O tabu de falar sobre a competição (inata) entre os irmãos gêmeos

“Os gêmeos competem desde o útero: por alimento, por espaço, por leite depois que nasce e depois por atenção dos pais”, reflete Rafael, que trouxe a palavra “tabu” para falar sobre competição. Para ele, a comparação é inevitável e muitos pais podem ter comportamentos distintos para tratar o assunto.

Na família dos Borin, por exemplo, a mãe é pedagoga e sempre estudou muito sobre educação infantil (além dos gêmeos, há também dois filhos mais velhos). Rafael e Daniel contam que nunca se sentiram comparados – nem para mais e nem para menos. Rafael comenta que, quando um dos irmãos tem dificuldade em algum aspecto, acredita que os pais poderiam, sim, elogiar o irmão que está mais avançado e exigir mais do outro. “Não nivelar pelo que está com dificuldade, sempre incentivar e, claro, com respeito a cada um, sem criar tabus em relação a isso.”

E lá vamos a mais um exemplo: Rafa diz que Dani sempre demorava mais para se vestir quando eram pequenos. E por isso ele ganhava mais tempo. “E aí eu que era mais agilizado não tinha essa chance”, brinca. Para os irmãos, é normal que outras pessoas também comentem sobre essa competitividade. Quando um gosta de jogar bola e o outro nem liga para futebol, quando um é mais alto do que o outro ou mesmo quem passou na universidade federal enquanto o outro cursa faculdade particular.

Daniel comenta: “Isso nunca me atrapalhou! Nós dois somos advogados, e o Rafa sempre foi mais estudioso do que eu, eu ia bem e ele ia muito bem. Meu irmão é uma referência pra mim na advocacia, tenho muito orgulho de todas as conquistas dele. Busco muita informação com ele e ele me ajuda muito.”

Aliás, ambos estão na mesma carreira porque Daniel passou primeiro no vestibular. Rafael estava tentando entrar no curso de Medicina. Ao ver o irmão feliz no Direito, trocou sua decisão. E nenhum deles até hoje se arrepende da escolha! No Direito, atuam em áreas distintas, mas nem tanto. Rafael é tributarista e trabalho para empresas, em geral, enquanto Daniel advoga para bancos na parte de recuperação de créditos.

Facilitadores e dificultadores da vida de gêmeos univitelinos

“Já tive muito problema na vida ao ser taxado de antipático”, brinca Rafael. Isso acontece porque volta e meia aparece alguém que confunde um irmão com o outro. Depois de muitas vezes em que isso aconteceu, eles criaram uma combinação: uma pessoa olhou? Sorri de volta. Cumprimentou? Cumprimenta de volta! Hoje em dia, eles levantam as mãos para o céu pela existência do Facebook, que ajuda muito a explicar para (quase) todos que há um outro ser quase idêntico na mesma cidade (e na mesma profissão).

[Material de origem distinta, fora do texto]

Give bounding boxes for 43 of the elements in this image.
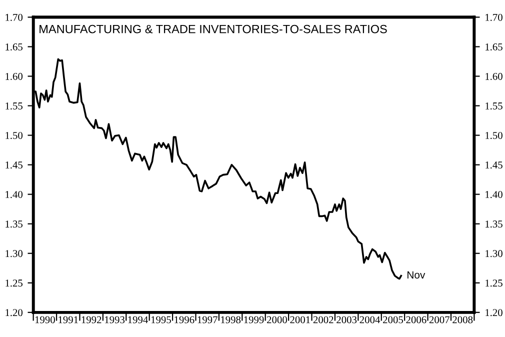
y-tick-label: 1.40 bbox=[6, 191, 23, 198]
y2-tick-label: 1.20 bbox=[486, 309, 502, 316]
x-tick-label: 1996 bbox=[174, 316, 194, 324]
y-tick-label: 1.65 bbox=[6, 43, 23, 50]
x-tick-label: 1999 bbox=[244, 316, 264, 324]
x-tick-label: 1998 bbox=[221, 316, 241, 324]
y2-tick-label: 1.60 bbox=[486, 72, 502, 80]
x-tick-label: 2007 bbox=[429, 316, 450, 324]
y2-tick-label: 1.65 bbox=[486, 43, 502, 50]
y-tick-label: 1.30 bbox=[6, 250, 23, 258]
x-tick-label: 1991 bbox=[58, 316, 78, 324]
x-tick-label: 2000 bbox=[267, 316, 287, 324]
y2-tick-label: 1.25 bbox=[486, 280, 502, 287]
y2-tick-label: 1.50 bbox=[486, 132, 502, 140]
x-tick-label: 1992 bbox=[82, 316, 102, 324]
y2-tick-label: 1.55 bbox=[486, 102, 502, 110]
y-tick-label: 1.45 bbox=[6, 162, 23, 169]
x-tick-label: 1994 bbox=[128, 316, 148, 324]
y2-tick-label: 1.35 bbox=[486, 220, 502, 228]
text: MANUFACTURING & TRADE INVENTORIES-TO-SALES RATIOS bbox=[40, 24, 387, 34]
y-tick-label: 1.60 bbox=[6, 72, 23, 80]
x-tick-label: 1990 bbox=[35, 316, 55, 324]
y-tick-label: 1.50 bbox=[6, 132, 23, 140]
x-tick-label: 2006 bbox=[406, 316, 426, 324]
x-tick-label: 1995 bbox=[151, 316, 171, 324]
y2-tick-label: 1.45 bbox=[486, 162, 502, 169]
y-tick-label: 1.20 bbox=[6, 309, 23, 316]
y-tick-label: 1.35 bbox=[6, 220, 23, 228]
x-tick-label: 2002 bbox=[313, 316, 334, 324]
y2-tick-label: 1.40 bbox=[486, 191, 502, 198]
y-tick-label: 1.55 bbox=[6, 102, 23, 110]
x-tick-label: 2005 bbox=[383, 316, 403, 324]
y2-tick-label: 1.70 bbox=[486, 14, 502, 21]
x-tick-label: 2008 bbox=[452, 316, 473, 324]
y2-tick-label: 1.30 bbox=[486, 250, 502, 258]
x-tick-label: 2001 bbox=[290, 316, 310, 324]
x-tick-label: 1997 bbox=[198, 316, 218, 324]
y-tick-label: 1.70 bbox=[6, 14, 23, 21]
x-tick-label: 2003 bbox=[336, 316, 357, 324]
x-tick-label: 2004 bbox=[360, 316, 380, 324]
x-tick-label: 1993 bbox=[105, 316, 125, 324]
annotation: Nov bbox=[408, 271, 426, 279]
y-tick-label: 1.25 bbox=[6, 280, 23, 287]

“Pode gerar um certo desconforto se encararmos isso como um dificultador, mas olhando pelo lado positivo a gente duplica nossos relacionamentos depois que tomamos essa decisão“, explica Rafael, falando sobre aumentar o networking. Aliás, em seu ponto de vista, muitas coisas sobre a gemelaridade que poderiam ser “negativas” podem ser transformadas em positivas. “Em vez de pensar ‘que saco que essa pessoa me confundiu de novo’, é só pensar que não temos dificuldade em sermos simpáticos e explicar a situação. Com o tempo, fomos usando como uma força”.

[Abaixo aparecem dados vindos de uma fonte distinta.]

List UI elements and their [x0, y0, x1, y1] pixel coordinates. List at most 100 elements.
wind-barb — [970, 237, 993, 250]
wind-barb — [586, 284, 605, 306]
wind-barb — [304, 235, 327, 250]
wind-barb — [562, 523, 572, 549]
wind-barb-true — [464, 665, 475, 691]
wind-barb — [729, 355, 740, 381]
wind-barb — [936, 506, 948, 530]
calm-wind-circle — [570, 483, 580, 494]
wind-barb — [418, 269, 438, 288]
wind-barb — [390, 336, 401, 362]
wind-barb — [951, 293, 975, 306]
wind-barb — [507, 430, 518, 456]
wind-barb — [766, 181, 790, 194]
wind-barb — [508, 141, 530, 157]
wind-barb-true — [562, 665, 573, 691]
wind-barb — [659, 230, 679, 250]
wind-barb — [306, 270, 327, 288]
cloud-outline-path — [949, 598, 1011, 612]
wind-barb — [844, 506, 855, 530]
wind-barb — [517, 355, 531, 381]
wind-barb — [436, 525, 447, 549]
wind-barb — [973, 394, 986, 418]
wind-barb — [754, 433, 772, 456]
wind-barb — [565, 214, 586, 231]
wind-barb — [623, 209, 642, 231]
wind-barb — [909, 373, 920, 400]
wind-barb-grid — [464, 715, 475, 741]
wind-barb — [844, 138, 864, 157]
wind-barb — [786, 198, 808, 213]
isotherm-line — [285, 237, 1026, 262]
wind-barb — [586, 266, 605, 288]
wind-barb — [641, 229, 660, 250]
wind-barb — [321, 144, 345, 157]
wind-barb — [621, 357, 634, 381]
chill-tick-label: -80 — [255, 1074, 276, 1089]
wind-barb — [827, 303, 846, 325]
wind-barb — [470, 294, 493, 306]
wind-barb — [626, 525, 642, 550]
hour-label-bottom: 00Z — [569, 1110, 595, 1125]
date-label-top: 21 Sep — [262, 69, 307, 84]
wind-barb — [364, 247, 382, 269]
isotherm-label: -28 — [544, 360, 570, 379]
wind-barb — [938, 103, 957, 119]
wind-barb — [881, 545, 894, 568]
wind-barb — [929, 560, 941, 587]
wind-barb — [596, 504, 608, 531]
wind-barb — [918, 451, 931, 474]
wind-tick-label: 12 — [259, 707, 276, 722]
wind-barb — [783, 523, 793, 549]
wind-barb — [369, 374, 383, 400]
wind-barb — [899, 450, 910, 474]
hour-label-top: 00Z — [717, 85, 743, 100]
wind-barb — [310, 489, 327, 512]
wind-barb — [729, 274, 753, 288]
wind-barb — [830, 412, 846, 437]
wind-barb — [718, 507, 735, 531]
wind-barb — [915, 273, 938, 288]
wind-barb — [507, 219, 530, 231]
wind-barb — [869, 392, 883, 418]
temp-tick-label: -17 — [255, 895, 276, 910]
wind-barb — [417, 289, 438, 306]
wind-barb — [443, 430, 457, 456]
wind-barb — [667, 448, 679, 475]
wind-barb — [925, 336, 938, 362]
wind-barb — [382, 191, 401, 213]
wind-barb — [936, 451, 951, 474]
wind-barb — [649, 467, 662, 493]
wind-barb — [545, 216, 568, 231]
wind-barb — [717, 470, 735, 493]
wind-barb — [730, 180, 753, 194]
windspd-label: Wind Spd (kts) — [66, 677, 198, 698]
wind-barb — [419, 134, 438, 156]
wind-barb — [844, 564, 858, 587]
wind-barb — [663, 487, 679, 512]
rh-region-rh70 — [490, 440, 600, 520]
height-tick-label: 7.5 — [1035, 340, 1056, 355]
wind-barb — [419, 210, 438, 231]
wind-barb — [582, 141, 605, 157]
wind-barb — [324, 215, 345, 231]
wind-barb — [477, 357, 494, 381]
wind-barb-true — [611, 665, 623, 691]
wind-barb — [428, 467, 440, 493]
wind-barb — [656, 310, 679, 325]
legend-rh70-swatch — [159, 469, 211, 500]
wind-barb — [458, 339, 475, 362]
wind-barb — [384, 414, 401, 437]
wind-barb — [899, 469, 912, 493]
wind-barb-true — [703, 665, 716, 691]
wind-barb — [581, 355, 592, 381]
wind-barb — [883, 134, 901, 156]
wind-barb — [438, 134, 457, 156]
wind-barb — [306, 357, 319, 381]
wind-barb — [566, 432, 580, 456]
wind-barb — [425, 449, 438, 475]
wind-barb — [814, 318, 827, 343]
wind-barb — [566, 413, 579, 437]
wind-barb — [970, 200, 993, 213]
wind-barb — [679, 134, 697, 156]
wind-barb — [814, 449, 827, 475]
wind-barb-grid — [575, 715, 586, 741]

Durante 6 anos, aliás, essas “confusões” cessaram. Foi quando Daniel morou em Florianópolis e cada um viveu uma experiência de “únicos”. Em Porto Alegre, o irmão que ficou acabou frequentando uma roda de amigos que era só sua. E o irmão que se mudou para SC não tinha o gêmeo junto para ser confundido.

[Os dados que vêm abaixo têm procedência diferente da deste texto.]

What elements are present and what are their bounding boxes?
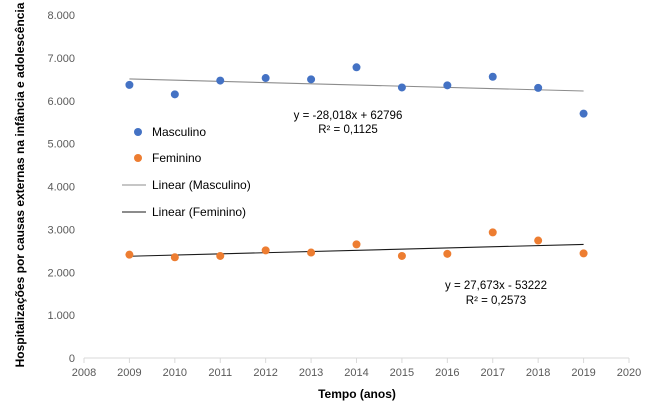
point-masculino-2015 xyxy=(397,83,406,92)
point-feminino-2011 xyxy=(216,251,225,260)
y-tick-label: 3.000 xyxy=(47,224,75,236)
legend-marker-feminino xyxy=(134,154,142,162)
x-tick-label: 2020 xyxy=(617,367,641,379)
y-tick-label: 7.000 xyxy=(47,53,75,65)
legend-label-linear-feminino: Linear (Feminino) xyxy=(152,205,246,219)
x-tick-label: 2018 xyxy=(526,367,550,379)
point-masculino-2019 xyxy=(579,109,588,118)
point-feminino-2019 xyxy=(579,249,588,258)
x-tick-label: 2009 xyxy=(117,367,141,379)
axes: 2008 2009 2010 2011 2012 2013 2014 2015 2016 2017… xyxy=(47,10,641,379)
data-points xyxy=(125,63,588,262)
x-tick-label: 2012 xyxy=(253,367,277,379)
point-masculino-2011 xyxy=(216,76,225,85)
point-feminino-2012 xyxy=(261,246,270,255)
r2-feminino: R² = 0,2573 xyxy=(466,295,526,307)
point-feminino-2018 xyxy=(534,236,543,245)
x-tick-label: 2016 xyxy=(435,367,459,379)
r2-masculino: R² = 0,1125 xyxy=(318,124,378,136)
x-tick-label: 2010 xyxy=(163,367,187,379)
y-tick-label: 4.000 xyxy=(47,182,75,194)
trendline-feminino xyxy=(129,243,584,257)
trendline-equations: y = -28,018x + 62796 R² = 0,1125 y = 27,… xyxy=(294,110,547,307)
y-tick-label: 2.000 xyxy=(47,267,75,279)
point-feminino-2009 xyxy=(125,250,134,259)
y-tick-label: 1.000 xyxy=(47,310,75,322)
y-axis-title: Hospitalizações por causas externas na i… xyxy=(13,2,27,367)
point-feminino-2015 xyxy=(397,251,406,260)
y-axis-ticks: 0 1.000 2.000 3.000 4.000 5.000 6.000 7.000 8.00… xyxy=(47,10,75,365)
point-masculino-2017 xyxy=(488,72,497,81)
point-feminino-2013 xyxy=(307,248,316,257)
legend: Masculino Feminino Linear (Masculino) Li… xyxy=(122,125,251,219)
x-axis-ticks: 2008 2009 2010 2011 2012 2013 2014 2015 2016 2017… xyxy=(72,358,641,379)
trendlines xyxy=(129,78,584,257)
x-tick-label: 2019 xyxy=(571,367,595,379)
point-feminino-2014 xyxy=(352,240,361,249)
point-masculino-2016 xyxy=(443,81,452,90)
point-masculino-2013 xyxy=(307,75,316,84)
point-masculino-2010 xyxy=(170,90,179,99)
y-tick-label: 6.000 xyxy=(47,96,75,108)
point-masculino-2009 xyxy=(125,80,134,89)
y-tick-label: 5.000 xyxy=(47,139,75,151)
legend-label-masculino: Masculino xyxy=(152,125,206,139)
legend-label-feminino: Feminino xyxy=(152,151,202,165)
y-tick-label: 8.000 xyxy=(47,10,75,22)
point-feminino-2016 xyxy=(443,249,452,258)
legend-label-linear-masculino: Linear (Masculino) xyxy=(152,178,251,192)
x-tick-label: 2014 xyxy=(344,367,368,379)
x-tick-label: 2017 xyxy=(481,367,505,379)
point-masculino-2012 xyxy=(261,74,270,83)
x-tick-label: 2015 xyxy=(390,367,414,379)
equation-masculino: y = -28,018x + 62796 xyxy=(294,110,403,122)
equation-feminino: y = 27,673x - 53222 xyxy=(445,280,547,292)
point-masculino-2014 xyxy=(352,63,361,72)
point-masculino-2018 xyxy=(534,83,543,92)
y-tick-label: 0 xyxy=(69,353,75,365)
x-tick-label: 2008 xyxy=(72,367,96,379)
trendline-masculino xyxy=(129,78,584,92)
x-axis-title: Tempo (anos) xyxy=(318,387,396,401)
point-feminino-2017 xyxy=(488,228,497,237)
x-tick-label: 2011 xyxy=(208,367,232,379)
x-tick-label: 2013 xyxy=(299,367,323,379)
point-feminino-2010 xyxy=(170,253,179,262)
legend-marker-masculino xyxy=(134,128,142,136)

Daniel comenta: “Me diziam: ‘Lá tu vai ser o Dani, sem ser ‘o Dani irmão do Rafa’. Mas para mim isso era tão natural já. E o mais curioso é que era do meu irmão que eu mais sentia falta, mais do que dos meus pais. Rafa é meu confidente, posso falar com ele sobre tudo. Somos duas pessoas distintas, mas não tem como negar que pensamos de forma muito parecida.”